話を聞き終わった力羅と舜はまばたきを忘れて停止していた。ドーラがお茶を飲み終わり、もう1本取り出したところでやっと感情が戻ってきた。
「通りでゲームみたいだと思ったぜ」
「私も神か上位存在の介入だと思っていました。まさか原因がたった1人の科学者の薬品ハザードだったなんて」
映画鑑賞後の感想を話し合うように2人は話している。ショックはあるが楽しんでいるようだった。
「けどこれで魔王の存在も信憑性が出てきたな」
「ですね。疑う余地はないかと」
力羅はため息をつく。
「そんなのはあり得ないって証拠が出てきたほうが嬉しいんだけどな」
「不死原という科学者の人物像を聞く限り、まだまだ何かありそうですが」
「やめてくれ…………」
心底嫌だという力羅の顔は疲れ気味だ。それも仕方ない。昨日は大地竜と戦い、今日はマリリンと対峙しこれだ。
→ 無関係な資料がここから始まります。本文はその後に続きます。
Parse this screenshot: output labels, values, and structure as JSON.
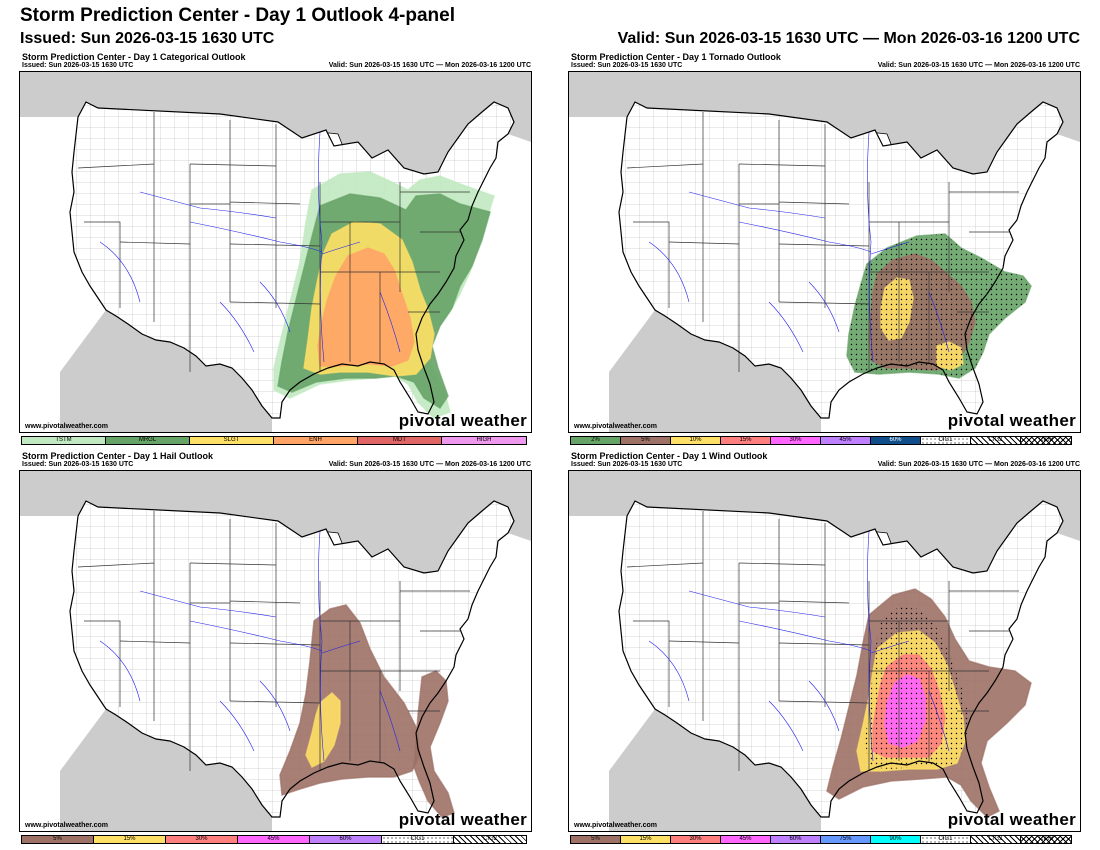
{
  "header": {
    "title": "Storm Prediction Center - Day 1 Outlook 4-panel",
    "issued": "Issued: Sun 2026-03-15 1630 UTC",
    "valid": "Valid: Sun 2026-03-15 1630 UTC — Mon 2026-03-16 1200 UTC"
  },
  "colors": {
    "land": "#ffffff",
    "outside": "#cccccc",
    "water_lines": "#2222ee",
    "borders": "#000000",
    "tstm": "#c1e9c1",
    "mrgl": "#66a366",
    "slgt": "#ffe066",
    "enh": "#ffa366",
    "mdt": "#e06666",
    "high": "#ee99ee",
    "p2": "#66a366",
    "p5": "#9d7166",
    "p10": "#ffe066",
    "p15": "#ff7f7f",
    "p30": "#ff66ff",
    "p45": "#bf80ff",
    "p60": "#104e8b",
    "p75": "#6699ff",
    "p90": "#00ffff"
  },
  "panels": [
    {
      "id": "categorical",
      "title": "Storm Prediction Center - Day 1 Categorical Outlook",
      "issued": "Issued: Sun 2026-03-15 1630 UTC",
      "valid": "Valid: Sun 2026-03-15 1630 UTC — Mon 2026-03-16 1200 UTC",
      "watermark": "www.pivotalweather.com",
      "brand": "pivotal weather",
      "legend": [
        {
          "label": "TSTM",
          "color": "#c1e9c1"
        },
        {
          "label": "MRGL",
          "color": "#66a366"
        },
        {
          "label": "SLGT",
          "color": "#ffe066"
        },
        {
          "label": "ENH",
          "color": "#ffa366"
        },
        {
          "label": "MDT",
          "color": "#e06666"
        },
        {
          "label": "HIGH",
          "color": "#ee99ee"
        }
      ]
    },
    {
      "id": "tornado",
      "title": "Storm Prediction Center - Day 1 Tornado Outlook",
      "issued": "Issued: Sun 2026-03-15 1630 UTC",
      "valid": "Valid: Sun 2026-03-15 1630 UTC — Mon 2026-03-16 1200 UTC",
      "watermark": "www.pivotalweather.com",
      "brand": "pivotal weather",
      "legend": [
        {
          "label": "2%",
          "color": "#66a366"
        },
        {
          "label": "5%",
          "color": "#9d7166"
        },
        {
          "label": "10%",
          "color": "#ffe066"
        },
        {
          "label": "15%",
          "color": "#ff7f7f"
        },
        {
          "label": "30%",
          "color": "#ff66ff"
        },
        {
          "label": "45%",
          "color": "#bf80ff"
        },
        {
          "label": "60%",
          "color": "#104e8b"
        },
        {
          "label": "CIG1",
          "color": "dots"
        },
        {
          "label": "CIG2",
          "color": "hatch"
        },
        {
          "label": "CIG3",
          "color": "cross"
        }
      ]
    },
    {
      "id": "hail",
      "title": "Storm Prediction Center - Day 1 Hail Outlook",
      "issued": "Issued: Sun 2026-03-15 1630 UTC",
      "valid": "Valid: Sun 2026-03-15 1630 UTC — Mon 2026-03-16 1200 UTC",
      "watermark": "www.pivotalweather.com",
      "brand": "pivotal weather",
      "legend": [
        {
          "label": "5%",
          "color": "#9d7166"
        },
        {
          "label": "15%",
          "color": "#ffe066"
        },
        {
          "label": "30%",
          "color": "#ff7f7f"
        },
        {
          "label": "45%",
          "color": "#ff66ff"
        },
        {
          "label": "60%",
          "color": "#bf80ff"
        },
        {
          "label": "CIG1",
          "color": "dots"
        },
        {
          "label": "CIG2",
          "color": "hatch"
        }
      ]
    },
    {
      "id": "wind",
      "title": "Storm Prediction Center - Day 1 Wind Outlook",
      "issued": "Issued: Sun 2026-03-15 1630 UTC",
      "valid": "Valid: Sun 2026-03-15 1630 UTC — Mon 2026-03-16 1200 UTC",
      "watermark": "www.pivotalweather.com",
      "brand": "pivotal weather",
      "legend": [
        {
          "label": "5%",
          "color": "#9d7166"
        },
        {
          "label": "15%",
          "color": "#ffe066"
        },
        {
          "label": "30%",
          "color": "#ff7f7f"
        },
        {
          "label": "45%",
          "color": "#ff66ff"
        },
        {
          "label": "60%",
          "color": "#bf80ff"
        },
        {
          "label": "75%",
          "color": "#6699ff"
        },
        {
          "label": "90%",
          "color": "#00ffff"
        },
        {
          "label": "CIG1",
          "color": "dots"
        },
        {
          "label": "CIG2",
          "color": "hatch"
        },
        {
          "label": "CIG3",
          "color": "cross"
        }
      ]
    }
  ]
}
力羅と舜が、進夢とドーラが互いに感想を話し合い30分ほど。
力羅から声がかかる。
「2人はトイレ平気か?」
飲み物をかなり飲んでいた2人は正直に口にした。
「いきたいです」
「私もです」
程なくして2人が降りると舜が力羅に冷然とした視線を送っていた。
「嘘をつきましたね」
「いや嘘はついてない。ちょっと話すのを忘れたことはあるけど」
白々しく肩を竦める力羅。
「詭弁です」
「でもさ、いいずらいだろ。魔王の能力が発現するのは勇者と聖女の近くにいる負の感情を抱えた人間だなんて」
馬鹿正直に話していないのは力羅と舜も同じ。敢えて2人をトイレに誘導したのだ。
「それはそうですが……」
「もし進夢が死んでたら魔王になったのはルカちゃんだったかもしれないんだぜ。それに──」
「進夢さん自身も次世代孤児。候補に上がるっていいたいのでしょう」
「ま、進夢は無さそうだけどな」
力羅は窓の外を眺めながら答えた。